PORTUGAL – UM RETRATO ECONÓMICO

Que melhor oportunidade para reflectirmos sobre a nossa situação que a data em que se assinala a passagem de mais um ano sobre o fim do Estado Novo.

Como muito a propósito nos vem recordando António Barreto no seu «PORTUGAL – UM RETRATO SOCIAL», documentário que a RTP está a exibir, muito mudou no nosso país nestes últimos trinta anos. Porém, como o próprio reconhece, muito continua a precisar ser mudado!

Entre as muitas coisas que caberiam mudar, conta-se uma que pela sua relevância deve merecer a melhor atenção de todos nós – a repartição da riqueza.

Esta questão, que a todos interessa porquanto dela deriva o seu rendimento pessoal, é considerada por muitos especialistas como uma das questões chave para entender o desenvolvimento das nações.

Os defensores do pensamento económico neoliberal sustentam que por via da concentração da riqueza das nações num número reduzido de pessoas a poupança crescerá e, consequentemente, o investimento aumentará, originando o crescimento económico.

Tratando-se esta da opinião dominante entre os governos da U.E., entre os quais se incluem os portugueses, importa confirmar a respectiva validade; para isso vamos utilizar dados estatísticos do Eurostat e do INE para verificarmos aquele axioma.

Começando por analisar as variações salariais entre 1996 e 2004, constata-se que não só Portugal continua a apresentar salários muito inferiores à média da U.E. (qualquer que se considere o universo observado) como durante o período esse desequilíbrio ainda se agravou.

Fazendo fé no axioma neoliberal e nos dados anteriores, era expectável que o investimento em Portugal tivesse aumentado, porém, a avaliar pelas contas publicadas pelo INE o que se verificou entre 2001 e 2005 foi uma redução daquela variável superior a 15%.

Paradoxalmente, ou talvez não, este fenómeno foi há muito explicado pela teoria económica (principalmente por John Maynard Keynes e pelos seus seguidores) e pela realidade prática; aquele economista anglo-saxónico defendeu mesmo a importância do papel do Estado na condução da política de investimento em clara oposição às correntes liberais que privilegiam a “bondade” da iniciativa privada.

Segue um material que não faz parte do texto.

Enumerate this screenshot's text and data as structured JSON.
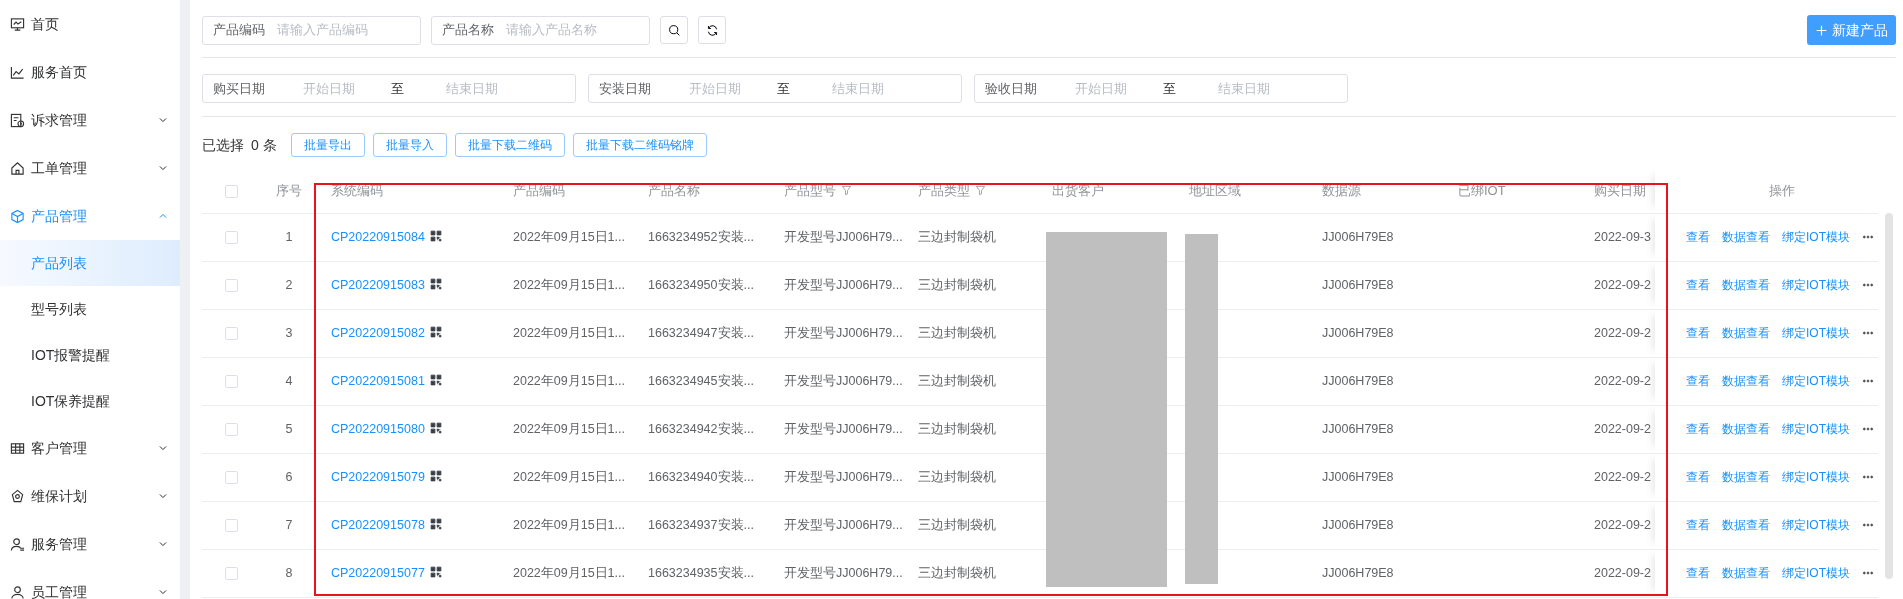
{
  "sidebar": {
    "items": [
      {
        "label": "首页",
        "selected": false
      },
      {
        "label": "服务首页",
        "selected": false
      },
      {
        "label": "诉求管理",
        "expanded": false,
        "selected": false
      },
      {
        "label": "工单管理",
        "expanded": false,
        "selected": false
      },
      {
        "label": "产品管理",
        "expanded": true,
        "selected": true,
        "children": [
          {
            "label": "产品列表",
            "selected": true
          },
          {
            "label": "型号列表",
            "selected": false
          },
          {
            "label": "IOT报警提醒",
            "selected": false
          },
          {
            "label": "IOT保养提醒",
            "selected": false
          }
        ]
      },
      {
        "label": "客户管理",
        "expanded": false,
        "selected": false
      },
      {
        "label": "维保计划",
        "expanded": false,
        "selected": false
      },
      {
        "label": "服务管理",
        "expanded": false,
        "selected": false
      },
      {
        "label": "员工管理",
        "expanded": false,
        "selected": false
      }
    ]
  },
  "search_fields": [
    {
      "label": "产品编码",
      "placeholder": "请输入产品编码"
    },
    {
      "label": "产品名称",
      "placeholder": "请输入产品名称"
    }
  ],
  "new_button": {
    "label": "新建产品"
  },
  "date_ranges": [
    {
      "label": "购买日期",
      "start_placeholder": "开始日期",
      "separator": "至",
      "end_placeholder": "结束日期"
    },
    {
      "label": "安装日期",
      "start_placeholder": "开始日期",
      "separator": "至",
      "end_placeholder": "结束日期"
    },
    {
      "label": "验收日期",
      "start_placeholder": "开始日期",
      "separator": "至",
      "end_placeholder": "结束日期"
    }
  ],
  "selection": {
    "prefix": "已选择",
    "count": "0",
    "suffix": "条"
  },
  "batch_buttons": [
    "批量导出",
    "批量导入",
    "批量下载二维码",
    "批量下载二维码铭牌"
  ],
  "table": {
    "all_checked": false,
    "columns": [
      {
        "label": "序号",
        "filter": false
      },
      {
        "label": "系统编码",
        "filter": false
      },
      {
        "label": "产品编码",
        "filter": false
      },
      {
        "label": "产品名称",
        "filter": false
      },
      {
        "label": "产品型号",
        "filter": true
      },
      {
        "label": "产品类型",
        "filter": true
      },
      {
        "label": "出货客户",
        "filter": false
      },
      {
        "label": "地址区域",
        "filter": false
      },
      {
        "label": "数据源",
        "filter": false
      },
      {
        "label": "已绑IOT",
        "filter": false
      },
      {
        "label": "购买日期",
        "filter": false
      },
      {
        "label": "操作",
        "filter": false
      }
    ],
    "rows": [
      {
        "checked": false,
        "index": "1",
        "system_code": "CP20220915084",
        "product_code": "2022年09月15日1...",
        "product_name": "1663234952安装...",
        "model": "开发型号JJ006H79...",
        "type": "三边封制袋机",
        "data_source": "JJ006H79E8",
        "purchase_date": "2022-09-3",
        "actions": [
          "查看",
          "数据查看",
          "绑定IOT模块"
        ]
      },
      {
        "checked": false,
        "index": "2",
        "system_code": "CP20220915083",
        "product_code": "2022年09月15日1...",
        "product_name": "1663234950安装...",
        "model": "开发型号JJ006H79...",
        "type": "三边封制袋机",
        "data_source": "JJ006H79E8",
        "purchase_date": "2022-09-2",
        "actions": [
          "查看",
          "数据查看",
          "绑定IOT模块"
        ]
      },
      {
        "checked": false,
        "index": "3",
        "system_code": "CP20220915082",
        "product_code": "2022年09月15日1...",
        "product_name": "1663234947安装...",
        "model": "开发型号JJ006H79...",
        "type": "三边封制袋机",
        "data_source": "JJ006H79E8",
        "purchase_date": "2022-09-2",
        "actions": [
          "查看",
          "数据查看",
          "绑定IOT模块"
        ]
      },
      {
        "checked": false,
        "index": "4",
        "system_code": "CP20220915081",
        "product_code": "2022年09月15日1...",
        "product_name": "1663234945安装...",
        "model": "开发型号JJ006H79...",
        "type": "三边封制袋机",
        "data_source": "JJ006H79E8",
        "purchase_date": "2022-09-2",
        "actions": [
          "查看",
          "数据查看",
          "绑定IOT模块"
        ]
      },
      {
        "checked": false,
        "index": "5",
        "system_code": "CP20220915080",
        "product_code": "2022年09月15日1...",
        "product_name": "1663234942安装...",
        "model": "开发型号JJ006H79...",
        "type": "三边封制袋机",
        "data_source": "JJ006H79E8",
        "purchase_date": "2022-09-2",
        "actions": [
          "查看",
          "数据查看",
          "绑定IOT模块"
        ]
      },
      {
        "checked": false,
        "index": "6",
        "system_code": "CP20220915079",
        "product_code": "2022年09月15日1...",
        "product_name": "1663234940安装...",
        "model": "开发型号JJ006H79...",
        "type": "三边封制袋机",
        "data_source": "JJ006H79E8",
        "purchase_date": "2022-09-2",
        "actions": [
          "查看",
          "数据查看",
          "绑定IOT模块"
        ]
      },
      {
        "checked": false,
        "index": "7",
        "system_code": "CP20220915078",
        "product_code": "2022年09月15日1...",
        "product_name": "1663234937安装...",
        "model": "开发型号JJ006H79...",
        "type": "三边封制袋机",
        "data_source": "JJ006H79E8",
        "purchase_date": "2022-09-2",
        "actions": [
          "查看",
          "数据查看",
          "绑定IOT模块"
        ]
      },
      {
        "checked": false,
        "index": "8",
        "system_code": "CP20220915077",
        "product_code": "2022年09月15日1...",
        "product_name": "1663234935安装...",
        "model": "开发型号JJ006H79...",
        "type": "三边封制袋机",
        "data_source": "JJ006H79E8",
        "purchase_date": "2022-09-2",
        "actions": [
          "查看",
          "数据查看",
          "绑定IOT模块"
        ]
      }
    ]
  }
}
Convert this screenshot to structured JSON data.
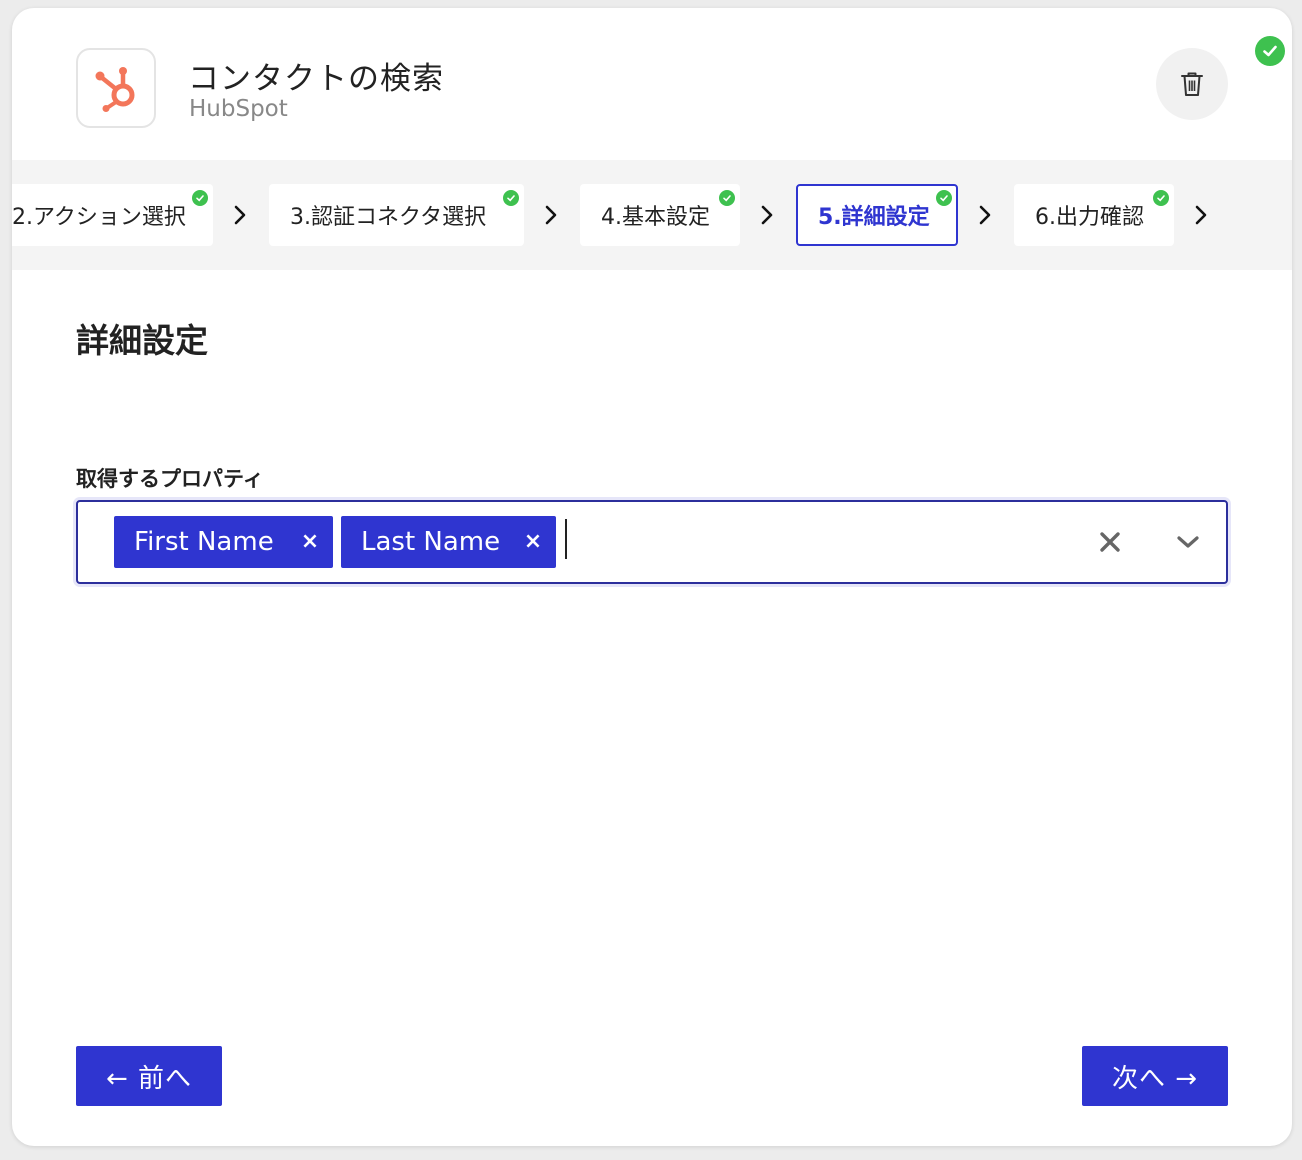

Deixando as minudências da informação estatística (muito bem expostas no artigo «AS GRAVES DESIGUALDADES NA REPARTIÇÃO DA RIQUEZA EM PORTUGAL SÃO UM OBSTÁCULO AO DESENVOLVIMENTO ECONÓMICO DO PAÍS», de Eugénio Rosa) mas retendo o essencial do que quase todos sentimos no nosso dia-a-dia, pode-se concluir que a opção por uma política que ostensivamente tem beneficiado os segmentos mais abastados da nossa economia, longe de contribuir para o crescimento económico, que todos os actores do nosso espectro político afirmam pretender (e prometem de forma desbragada e desavergonhada), tem-se apenas traduzido no empobrecimento da esmagadora maioria da população nacional (segundo afirma Eugénio Rosa no artigo citado «...entre 2001 e 2004, o número de vezes que o rendimento dos 20% mais ricos da população é superior aos 20% mais pobres aumentou, em Portugal, de 6,5 para 7,2 (portanto + 0,7), enquanto a média dos 25 países da União Europeia cresceu de 4,5 para 4,8 (portanto +0,3)»).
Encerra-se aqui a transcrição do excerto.